Inexpensive options are to carry a stainless steel container which can be placed directly into a fire to boil water:

Another is to carry a simple filter:

Below is a Menu for One Person (1500 Calories)


2 pk Instant Oatmeal                     80 calories
Dried fruit & nuts                          100 calories
Orange Juice Drinking Box           90 calories
            2 Coffee, creamer, sugar              50 calories
            (includes 3 cups of water)


1 pk Cup-a-Soup                           50 calories
1 pk Crackers                               125 calories
Nature Valley Granola Bar            170 calories
Tea, creamer                                  10 calories
(includes 2 cups of water)


1 pk Ramen Noodles                    380 calories
1 can Sardines                              140 calories
Nature Valley Granola Bar            170 calories
Tea, creamer                                   10 calories
(includes 2 cups of water)

Night Snack

Herbal Tea                                        0 calories
1 pk Crackers                               125 calories
(includes 1 cup of water)
                                                                  1500 calories / day


The "Survival Rule of Threes" is a useful tool to set priorities in a survival situation. 
                      A person can survive for:
                                          --  three minutes without air,
                                          --  three hours without shelter,
                                          --  three days without water,
                                          --  three weeks without food.

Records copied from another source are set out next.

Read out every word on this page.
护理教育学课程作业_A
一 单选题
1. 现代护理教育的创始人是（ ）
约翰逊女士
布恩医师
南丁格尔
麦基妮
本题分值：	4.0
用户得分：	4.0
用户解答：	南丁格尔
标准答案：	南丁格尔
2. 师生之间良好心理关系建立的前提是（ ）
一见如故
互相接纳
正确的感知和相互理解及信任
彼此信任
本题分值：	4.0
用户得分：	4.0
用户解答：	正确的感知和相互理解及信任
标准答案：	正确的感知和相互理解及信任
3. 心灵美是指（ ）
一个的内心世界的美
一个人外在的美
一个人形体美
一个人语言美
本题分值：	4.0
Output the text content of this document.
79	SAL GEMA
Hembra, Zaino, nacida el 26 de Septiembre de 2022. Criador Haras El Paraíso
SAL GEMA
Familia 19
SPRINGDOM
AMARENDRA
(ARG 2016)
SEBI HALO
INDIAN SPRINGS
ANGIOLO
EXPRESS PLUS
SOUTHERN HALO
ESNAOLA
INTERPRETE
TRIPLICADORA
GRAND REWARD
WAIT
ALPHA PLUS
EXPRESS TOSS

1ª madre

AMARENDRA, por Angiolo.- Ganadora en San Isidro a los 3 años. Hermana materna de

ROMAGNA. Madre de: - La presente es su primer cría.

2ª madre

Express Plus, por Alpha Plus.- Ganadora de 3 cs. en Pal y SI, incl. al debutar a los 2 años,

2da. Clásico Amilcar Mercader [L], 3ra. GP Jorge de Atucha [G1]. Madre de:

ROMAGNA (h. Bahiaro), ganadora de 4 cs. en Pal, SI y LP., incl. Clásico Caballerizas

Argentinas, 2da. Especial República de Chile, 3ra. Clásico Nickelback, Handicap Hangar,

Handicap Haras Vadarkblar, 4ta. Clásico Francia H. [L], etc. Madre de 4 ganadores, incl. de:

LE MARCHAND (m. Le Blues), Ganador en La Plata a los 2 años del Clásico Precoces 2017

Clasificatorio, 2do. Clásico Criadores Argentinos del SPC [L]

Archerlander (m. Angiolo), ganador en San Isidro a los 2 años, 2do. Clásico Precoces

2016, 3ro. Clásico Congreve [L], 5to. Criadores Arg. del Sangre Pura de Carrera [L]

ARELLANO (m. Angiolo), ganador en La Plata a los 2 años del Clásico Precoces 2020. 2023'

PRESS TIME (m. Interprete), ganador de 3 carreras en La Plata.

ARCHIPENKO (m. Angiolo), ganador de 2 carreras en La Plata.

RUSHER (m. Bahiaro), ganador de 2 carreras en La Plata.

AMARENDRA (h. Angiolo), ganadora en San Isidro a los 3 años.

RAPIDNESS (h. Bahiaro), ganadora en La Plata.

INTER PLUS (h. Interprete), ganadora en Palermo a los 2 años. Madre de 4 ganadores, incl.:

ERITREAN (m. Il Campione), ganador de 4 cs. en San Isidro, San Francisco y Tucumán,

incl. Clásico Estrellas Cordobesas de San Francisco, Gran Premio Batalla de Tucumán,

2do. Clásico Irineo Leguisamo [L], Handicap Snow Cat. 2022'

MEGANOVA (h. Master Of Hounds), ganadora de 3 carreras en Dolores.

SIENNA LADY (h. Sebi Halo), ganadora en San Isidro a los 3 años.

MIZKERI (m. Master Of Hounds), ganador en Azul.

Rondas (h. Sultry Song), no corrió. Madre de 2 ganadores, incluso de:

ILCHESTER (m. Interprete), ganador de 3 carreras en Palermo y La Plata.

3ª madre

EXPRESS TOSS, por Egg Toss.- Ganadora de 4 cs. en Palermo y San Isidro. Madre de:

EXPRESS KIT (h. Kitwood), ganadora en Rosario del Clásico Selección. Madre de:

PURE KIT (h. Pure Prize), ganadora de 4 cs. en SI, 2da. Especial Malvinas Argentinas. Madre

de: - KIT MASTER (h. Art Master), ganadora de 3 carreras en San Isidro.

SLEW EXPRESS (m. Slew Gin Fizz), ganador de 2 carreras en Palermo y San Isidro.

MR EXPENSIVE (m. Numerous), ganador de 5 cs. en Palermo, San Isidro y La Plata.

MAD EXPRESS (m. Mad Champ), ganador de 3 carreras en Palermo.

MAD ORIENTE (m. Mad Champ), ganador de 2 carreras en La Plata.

According to the "Survival Rule of Threes" a relatively healthy person could live up to three weeks without food. However, after only a couple of days of fasting they would be in a weakened state and may not able to make intelligent decisions or take care of themselves properly.

Our great-grandparents were much more self-sufficient than we are today. Their knowledge and skills, gained through countless generations, has been lost in just the past two or three generations. Our current society has been built on convenience and cheap energy... when electricity is removed our very survival is at stake.

It is incredibly important to re-learn those past skills of our grandparents and share them with our family and friends... our community... just as they did in their day.

  • Become active, and get into shape.
  • Learn to grow food and preserve it.
  • Learn to bake bread, learn to sew by hand.
  • Learn to hunt, fish and trap. Eat what you kill.
  • Learn a skill and barter it with your neighbours.